To enforce the rule we probably could devise an assembler directive like .dwarf32/.dwarf64. If a compiler generates an assembler source with some debug info sections pre-filled, it might add that directive to ensure that the result will be consistent.

I suppose the DWARF verifier should be the one to check the format consistency of all the .debug_* (sub-)sections. Does it do that?

I can't remember anything like that.

Ping. Are you OK with this patch and the whole series or there is something I should improve?

probinson accepted this revision.Jun 15 2020, 11:54 AM

Ping. Are you OK with this patch and the whole series or there is something I should improve?

This patch LGTM. I don't think I have looked at all the others.

This revision is now accepted and ready to land.Jun 15 2020, 11:54 AM
MaskRay accepted this revision.Jun 15 2020, 4:17 PM

When the FileCheck features are ready, we can migrate to it.

llvm/test/MC/ELF/gen-dwarf64.s
21

[[ # %#.8x, FILEOFF:]] looks good to me.

Sometimes the variable is not referenced. Is it worthwhile adding another syntax omitting the variable?
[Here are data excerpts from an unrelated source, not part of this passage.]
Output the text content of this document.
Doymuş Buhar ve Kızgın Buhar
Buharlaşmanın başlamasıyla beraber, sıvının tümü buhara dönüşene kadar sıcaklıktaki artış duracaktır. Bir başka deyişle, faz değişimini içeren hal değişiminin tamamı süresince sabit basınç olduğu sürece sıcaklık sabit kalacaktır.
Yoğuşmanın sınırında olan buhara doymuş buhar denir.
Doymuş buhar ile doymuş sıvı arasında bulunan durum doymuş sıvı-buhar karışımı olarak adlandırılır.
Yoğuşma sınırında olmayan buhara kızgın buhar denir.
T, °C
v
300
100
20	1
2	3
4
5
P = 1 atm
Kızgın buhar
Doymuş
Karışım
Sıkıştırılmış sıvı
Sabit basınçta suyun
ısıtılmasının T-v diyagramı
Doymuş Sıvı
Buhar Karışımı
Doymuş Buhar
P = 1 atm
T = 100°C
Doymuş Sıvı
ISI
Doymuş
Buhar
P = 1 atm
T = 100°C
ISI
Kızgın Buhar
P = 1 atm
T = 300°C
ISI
jhenderson added inline comments.Jun 16 2020, 12:15 AM
llvm/test/MC/ELF/gen-dwarf64.s
21

If I'm not mistaken (@thopre can confirm), it's already possible to do that. For example [[#]] just matches a number, with no specific constraint. I haven't actually tried, but I'd expect [[# %x]] to match a hex number and so on. For reference, some basic precision support is being added at D81667. Feedback is actively being sought there.

This revision was automatically updated to reflect the committed changes.
thopre added inline comments.Jun 16 2020, 7:30 AM
llvm/test/MC/ELF/gen-dwarf64.s
21

Indeed, #%x should work and with the precision support we'll be able to do #%.8x.